Но и “бреда о греховности и самоуничижении” не было. Перед смертью Гоголь дважды причастился совершенно сознательно, был еще и соборован. Евангелие слушал в полной памяти, с теплыми слезами умиления. Для исполнения этих таинств приходил духовник Гоголя с 42-го года о.Иоанн Никольский. Рядом с умирающим находился и о.Алексей Соколов, из церкви, которую часто посещал Гоголь. Граф Толстой, пытаясь отвлечь Гоголя, заговаривал с ним о предметах вполне земных. Но Гоголь перебивает его с благоговейным изумлением: “Можно ли рассуждать об этих вещах, когда я готовлюсь к такой страшной минуте!” За три дня до смерти Николай Васильевич даже заботился об одном бедном чиновнике, добиваясь от московского гражданского губернатора, навестившего его, продвижения того по службе.

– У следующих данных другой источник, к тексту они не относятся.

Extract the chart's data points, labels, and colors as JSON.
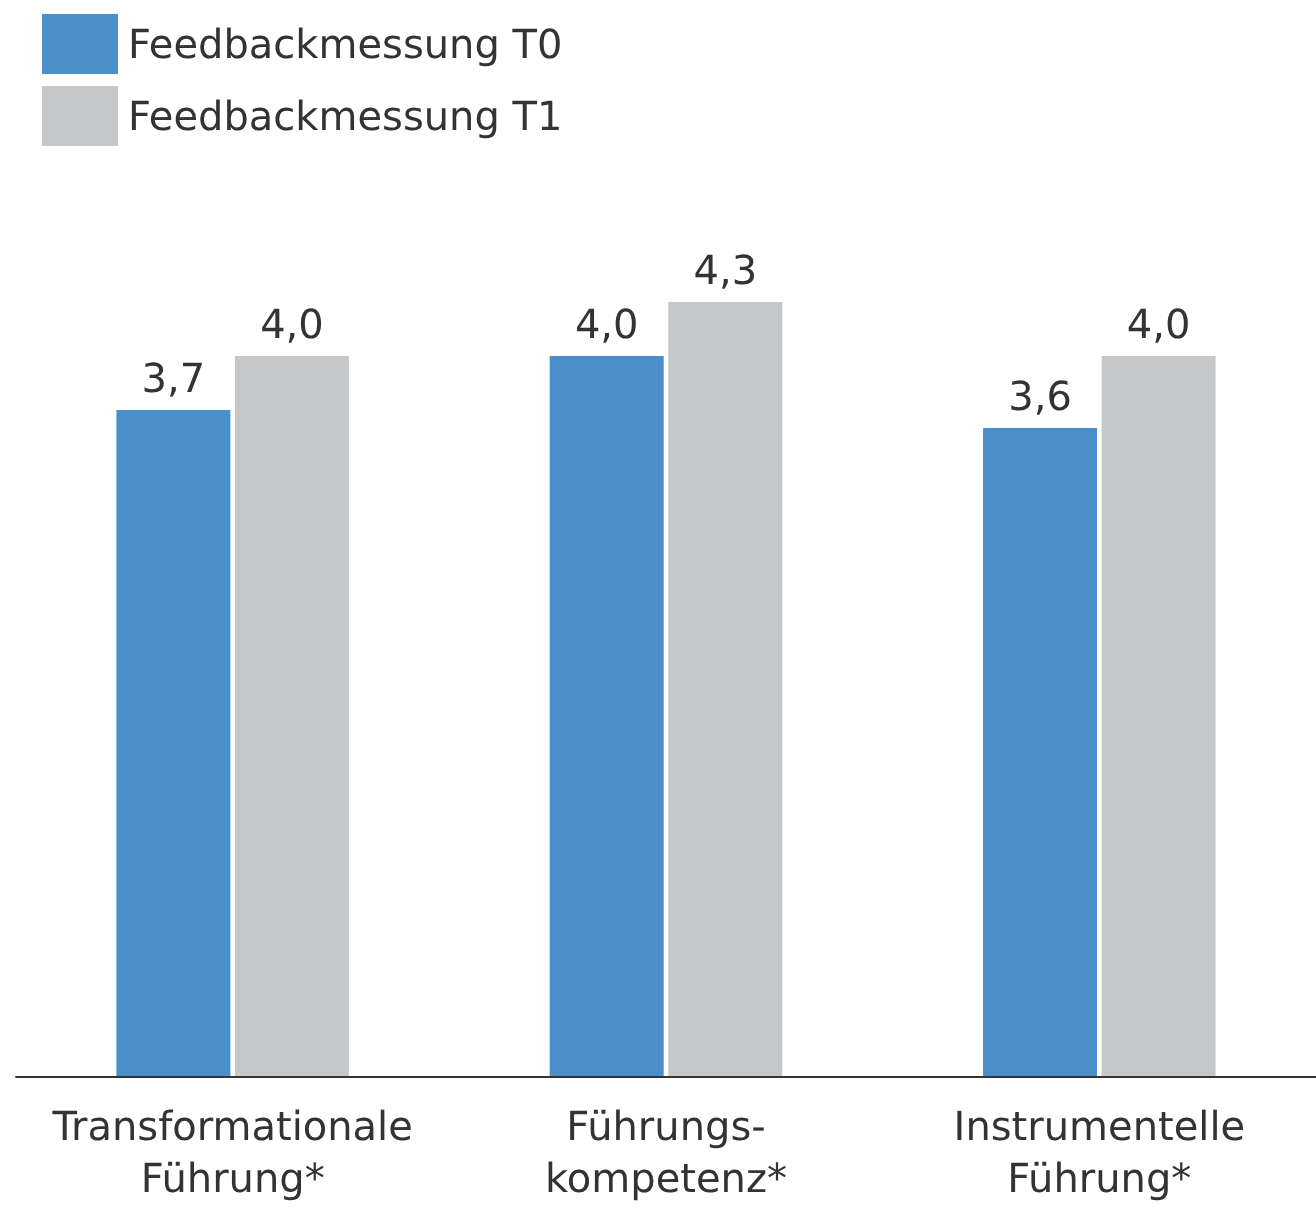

Многие исследователи нападают на о.Матфея Константиновского, ржевского священника, якобы фанатика-изувера, отвращавшего Гоголя от творчества и запугавшего его картинами Страшного суда. На самом деле о.Матфей считал, что гений Гоголя – дар ему Бога, которым пренебрегать нельзя. Другие его советы не простирались дальше: “…слушаться Духа, в нас живущего, а не земной телесности нашей… Поворотить во внутреннюю жизнь”, но – “постепенно”. Что Гоголь и пытался делать всю свою вторую половину жизни и за что оказался гоним… По свидетельству многих, о.Матфей умел предсказывать будущее. Знал, что Гоголь умрет, и понемногу готовил его душу к покаянию. Боялся ли Гоголь смерти, как утверждал Чиж? Известно, что Гоголь умирал в состоянии духовного просветления, и последними его словами были: “Как сладко умирать”.